January is all about planning what you want to grow this year. It is a good time to start ordering or purchasing seeds as many seed companies will sell out fast. If we get a heavy snow, knock it off of your small trees and shrubs so they don’t break under the weight.
Also, don’t forget our feathered friends. Put out birdseed and water for them.
Flower Beds, Trees and Shrubs
- Deadhead flowers to encourage new blooms.
- Prune broken tree and shrub branches that have been damaged by snow or ice.
- Plant cool-season annuals in the garden beds, such as carnations, pansies, petunias, and snapdragons.
- Fertilize established fruit trees. Plant dormant fruit trees.
- To control scale on fruit trees, apply horticultural oil while plants are dormant.
- Ensure that your garden is watered if it is getting less than 1 inch of rain per week.
- You can apply dormant oil spray to deciduous fruit trees. Prune dormant fruit trees if needed.
- Avoid excessive foot traffic in winter months to prevent compacting the soil.
- Regularly remove any fallen tree limbs, compacted leaves, or any other debris.

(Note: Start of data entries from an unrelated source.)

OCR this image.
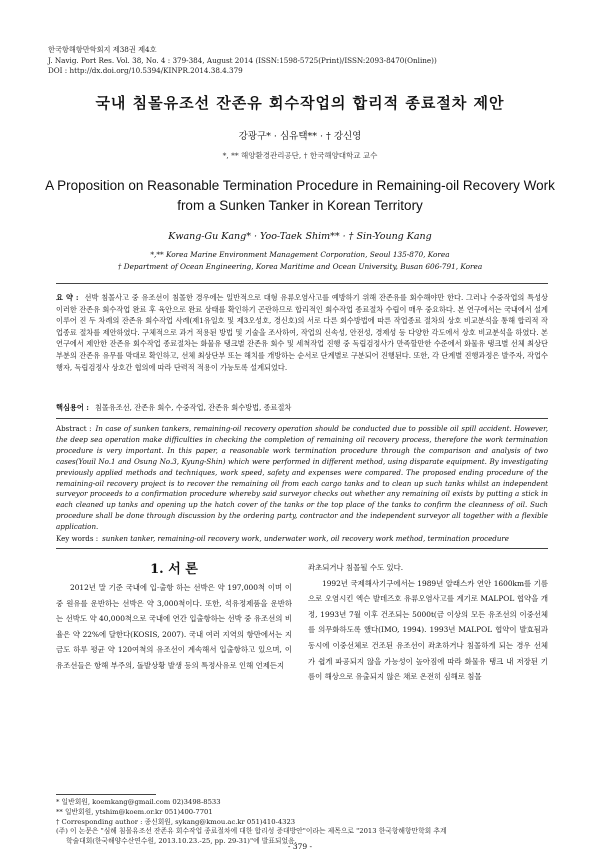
한국항해항만학회지 제38권 제4호
J. Navig. Port Res. Vol. 38, No. 4 : 379-384, August 2014 (ISSN:1598-5725(Print)/ISSN:2093-8470(Online))
DOI : http://dx.doi.org/10.5394/KINPR.2014.38.4.379
국내 침몰유조선 잔존유 회수작업의 합리적 종료절차 제안
강광구* · 심유택** · † 강신영
*, ** 해양환경관리공단, † 한국해양대학교 교수
A Proposition on Reasonable Termination Procedure in Remaining-oil Recovery Work from a Sunken Tanker in Korean Territory
Kwang-Gu Kang* · Yoo-Taek Shim** · † Sin-Young Kang
*,** Korea Marine Environment Management Corporation, Seoul 135-870, Korea
† Department of Ocean Engineering, Korea Maritime and Ocean University, Busan 606-791, Korea
요 약 : 선박 침몰사고 중 유조선이 침몰한 경우에는 일반적으로 대형 유류오염사고를 예방하기 위해 잔존유를 회수해야만 한다. 그러나 수중작업의 특성상 이러한 잔존유 회수작업 완료 후 육안으로 완료 상태를 확인하기 곤란하므로 합리적인 회수작업 종료절차 수립이 매우 중요하다. 본 연구에서는 국내에서 설계 이루어 진 두 차례의 잔존유 회수작업 사례(제1유일호 및 제3오성호, 경신호)의 서로 다른 회수방법에 따른 작업종료 절차의 상호 비교분석을 통해 합리적 작업종료 절차를 제안하였다. 구체적으로 과거 적용된 방법 및 기술을 조사하여, 작업의 신속성, 안전성, 경제성 등 다양한 각도에서 상호 비교분석을 하였다. 본 연구에서 제안한 잔존유 회수작업 종료절차는 화물유 탱크별 잔존유 회수 및 세척작업 진행 중 독립검정사가 만족할만한 수준에서 화물유 탱크별 선체 최상단부분의 잔존유 유무를 막대로 확인하고, 선체 최상단부 또는 해치를 개방하는 순서로 단계별로 구분되어 진행된다. 또한, 각 단계별 진행과정은 발주자, 작업수행자, 독립검정사 상호간 협의에 따라 단력적 적용이 가능토록 설계되었다.
핵심용어 : 침몰유조선, 잔존유 회수, 수중작업, 잔존유 회수방법, 종료절차
Abstract : In case of sunken tankers, remaining-oil recovery operation should be conducted due to possible oil spill accident. However, the deep sea operation make difficulties in checking the completion of remaining oil recovery process, therefore the work termination procedure is very important. In this paper, a reasonable work termination procedure through the comparison and analysis of two cases(Youil No.1 and Osung No.3, Kyung-Shin) which were performed in different method, using disparate equipment. By investigating previously applied methods and techniques, work speed, safety and expenses were compared. The proposed ending procedure of the remaining-oil recovery project is to recover the remaining oil from each cargo tanks and to clean up such tanks whilst an independent surveyor proceeds to a confirmation procedure whereby said surveyor checks out whether any remaining oil exists by putting a stick in each cleaned up tanks and opening up the hatch cover of the tanks or the top place of the tanks to confirm the cleanness of oil. Such procedure shall be done through discussion by the ordering party, contractor and the independent surveyor all together with a flexible application.
Key words : sunken tanker, remaining-oil recovery work, underwater work, oil recovery work method, termination procedure
1. 서 론
2012년 말 기준 국내에 입·출항 하는 선박은 약 197,000척 이며 이 중 원유를 운반하는 선박은 약 3,000척이다. 또한, 석유정제품을 운반하는 선박도 약 40,000척으로 국내에 연간 입출항하는 선박 중 유조선의 비율은 약 22%에 달한다(KOSIS, 2007). 국내 여러 지역의 항만에서는 지금도 하루 평균 약 120여척의 유조선이 계속해서 입출항하고 있으며, 이 유조선들은 항해 부주의, 돌발상황 발생 등의 특정사유로 인해 언제든지
좌초되거나 침몰될 수도 있다.
1992년 국제해사기구에서는 1989년 알래스카 연안 1600km를 기름으로 오염시킨 엑슨 발데즈호 유류오염사고를 계기로 MALPOL 협약을 개정, 1993년 7월 이후 건조되는 5000t(금 이상의 모든 유조선의 이중선체를 의무화하도록 했다(IMO, 1994). 1993년 MALPOL 협약이 발효됨과 동시에 이중선체로 건조된 유조선이 좌초하거나 침몰하게 되는 경우 선체가 쉽게 파공되지 않을 가능성이 높아짐에 따라 화물유 탱크 내 저장된 기름이 해상으로 유출되지 않은 채로 온전히 심해로 침몰
* 일반회원, koemkang@gmail.com 02)3498-8533
** 일반회원, ytshim@koem.or.kr 051)400-7701
† Corresponding author : 종신회원, sykang@kmou.ac.kr 051)410-4323
(주) 이 논문은 "심해 침몰유조선 잔존유 회수작업 종료절차에 대한 합리성 증대방안"이라는 제목으로 "2013 한국항해항만학회 추계
학술대회(한국해양수산연수원, 2013.10.23.-25, pp. 29-31)"에 발표되었음.
- 379 -
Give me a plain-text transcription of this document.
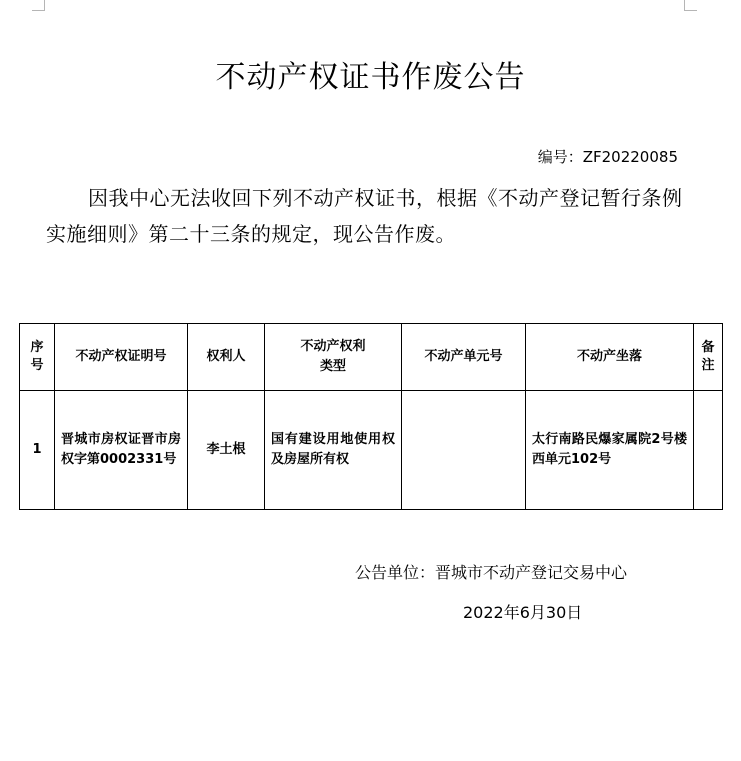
不动产权证书作废公告
编号：ZF20220085
因我中心无法收回下列不动产权证书，根据《不动产登记暂行条例实施细则》第二十三条的规定，现公告作废。
序号	不动产权证明号	权利人	不动产权利类型	不动产单元号	不动产坐落	备注
1	晋城市房权证晋市房权字第0002331号	李土根	国有建设用地使用权及房屋所有权		太行南路民爆家属院2号楼西单元102号	
公告单位：晋城市不动产登记交易中心
2022年6月30日
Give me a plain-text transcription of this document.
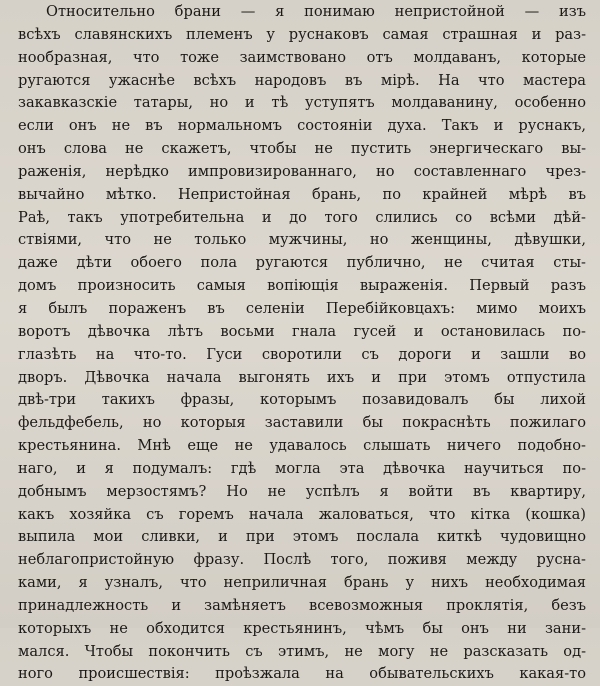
Относительно брани — я понимаю непристойной — изъ
всѣхъ славянскихъ племенъ у руснаковъ самая страшная и раз-
нообразная, что тоже заимствовано отъ молдаванъ, которые
ругаются ужаснѣе всѣхъ народовъ въ мірѣ. На что мастера
закавказскіе татары, но и тѣ уступятъ молдаванину, особенно
если онъ не въ нормальномъ состояніи духа. Такъ и руснакъ,
онъ слова не скажетъ, чтобы не пустить энергическаго вы-
раженія, нерѣдко импровизированнаго, но составленнаго чрез-
вычайно мѣтко. Непристойная брань, по крайней мѣрѣ въ
Раѣ, такъ употребительна и до того слились со всѣми дѣй-
ствіями, что не только мужчины, но женщины, дѣвушки,
даже дѣти обоего пола ругаются публично, не считая сты-
домъ произносить самыя вопіющія выраженія. Первый разъ
я былъ пораженъ въ селеніи Перебійковцахъ: мимо моихъ
воротъ дѣвочка лѣтъ восьми гнала гусей и остановилась по-
глазѣть на что-то. Гуси своротили съ дороги и зашли во
дворъ. Дѣвочка начала выгонять ихъ и при этомъ отпустила
двѣ-три такихъ фразы, которымъ позавидовалъ бы лихой
фельдфебель, но которыя заставили бы покраснѣть пожилаго
крестьянина. Мнѣ еще не удавалось слышать ничего подобно-
наго, и я подумалъ: гдѣ могла эта дѣвочка научиться по-
добнымъ мерзостямъ? Но не успѣлъ я войти въ квартиру,
какъ хозяйка съ горемъ начала жаловаться, что кітка (кошка)
выпила мои сливки, и при этомъ послала киткѣ чудовищно
неблагопристойную фразу. Послѣ того, поживя между русна-
ками, я узналъ, что неприличная брань у нихъ необходимая
принадлежность и замѣняетъ всевозможныя проклятія, безъ
которыхъ не обходится крестьянинъ, чѣмъ бы онъ ни зани-
мался. Чтобы покончить съ этимъ, не могу не разсказать од-
ного происшествія: проѣзжала на обывательскихъ какая-то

- If you are planning to grow crops from seed, calculate the number of weeks required for indoor germination and when seedlings will be ready for transplanting.
- Give your houseplants a good cleaning to clear away dust that can clogs the plants “pores”.
- Check your house plants for insect infestations, especially if you received plants as a holiday gift.
- Test your garden soil for its pH levels. Contact your local Cooperative Extension office for a soil test kit. Then, apply lime, sulfur, and fertilizer according to the soil test results.
- Prepare or build your cold frame. Try using a straw bale cold frame.
- Sterilize seed-starting containers and collect all of your seed starting equipment, such as lights, heat mats, sterile medium, and pots.
- Contact seed companies to receive the new catalog.
- Refrigerated bulbs should now be planted in prepared beds. Provide a layer of mulch for protection from cold temperatures.